Search code examples
pythonalgorithmperformancedictionaryhashtable

Why items method for dictionary is so much faster than a straightforward iteration?


I'm practicing on LeetCode and came across this problem. I'm just learning algorithms and data structures in python, so don't know much about how some built-in methods are implemented and so my initial attempt was (python code)

return [num for num in Counter(nums) if Counter(nums)[num] == 1]

but it would take the entire 12.82 seconds to run on this testcase. On the other hand, there is a very similar one liner in discussions

return [c[0] for c in Counter(nums).items() if c[1] == 1]

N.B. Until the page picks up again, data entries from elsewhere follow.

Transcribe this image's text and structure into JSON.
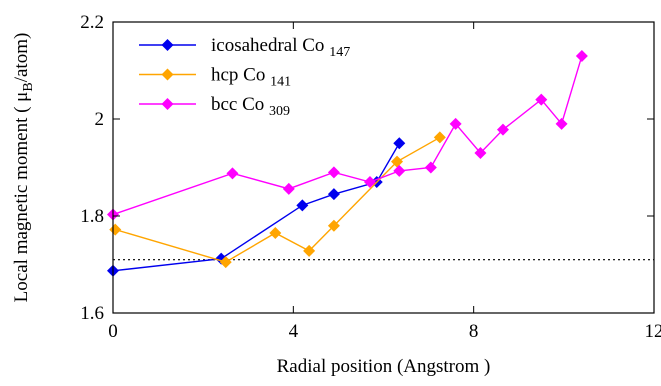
{
  "chart_data": {
    "type": "line",
    "xlabel": "Radial position (Angstrom )",
    "ylabel_main": "Local magnetic moment ( μ",
    "ylabel_sub": "B",
    "ylabel_tail": "/atom)",
    "xlim": [
      0,
      12
    ],
    "ylim": [
      1.6,
      2.2
    ],
    "xticks": [
      0,
      4,
      8,
      12
    ],
    "yticks": [
      1.6,
      1.8,
      2,
      2.2
    ],
    "xtick_labels": [
      "0",
      "4",
      "8",
      "12"
    ],
    "ytick_labels": [
      "1.6",
      "1.8",
      "2",
      "2.2"
    ],
    "grid": false,
    "legend_position": "top-left",
    "reference_line": {
      "y": 1.71,
      "style": "dotted"
    },
    "series": [
      {
        "name": "icosahedral Co",
        "subscript": "147",
        "color": "#0000ee",
        "marker": "diamond",
        "x": [
          0.0,
          2.4,
          4.2,
          4.9,
          5.85,
          6.35
        ],
        "y": [
          1.687,
          1.712,
          1.822,
          1.845,
          1.87,
          1.95
        ]
      },
      {
        "name": "hcp Co",
        "subscript": "141",
        "color": "#ffa500",
        "marker": "diamond",
        "x": [
          0.05,
          2.5,
          3.6,
          4.35,
          4.9,
          6.3,
          7.25
        ],
        "y": [
          1.772,
          1.705,
          1.765,
          1.728,
          1.78,
          1.912,
          1.962
        ]
      },
      {
        "name": "bcc Co",
        "subscript": "309",
        "color": "#ff00ff",
        "marker": "diamond",
        "x": [
          0.0,
          2.65,
          3.9,
          4.9,
          5.7,
          6.35,
          7.05,
          7.6,
          8.15,
          8.65,
          9.5,
          9.95,
          10.4
        ],
        "y": [
          1.803,
          1.888,
          1.856,
          1.89,
          1.87,
          1.893,
          1.9,
          1.99,
          1.93,
          1.978,
          2.04,
          1.99,
          2.13
        ]
      }
    ]
  }
}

which utilizes the same idea but runs much faster, the aforementioned testcase took only 0.0022 seconds. Why is there such a difference in runtime?


Solution

  • The issue with this code:

    return [num for num in Counter(nums) if Counter(nums)[num] == 1]
    

    is that for each num in Counter(nums), you have to create a new Counter(nums) to determine if the if condition is true or false. By using Counter(nums).items() in the second version:

    return [c[0] for c in Counter(nums).items() if c[1] == 1]
    

    You have access to the number and its count already so there is no need to re-compute the count for each number.

    Note I would write the comprehension as

    return [num for num, count in Counter(nums).items() if count == 1]
    

    to make it a bit more obvious how it works.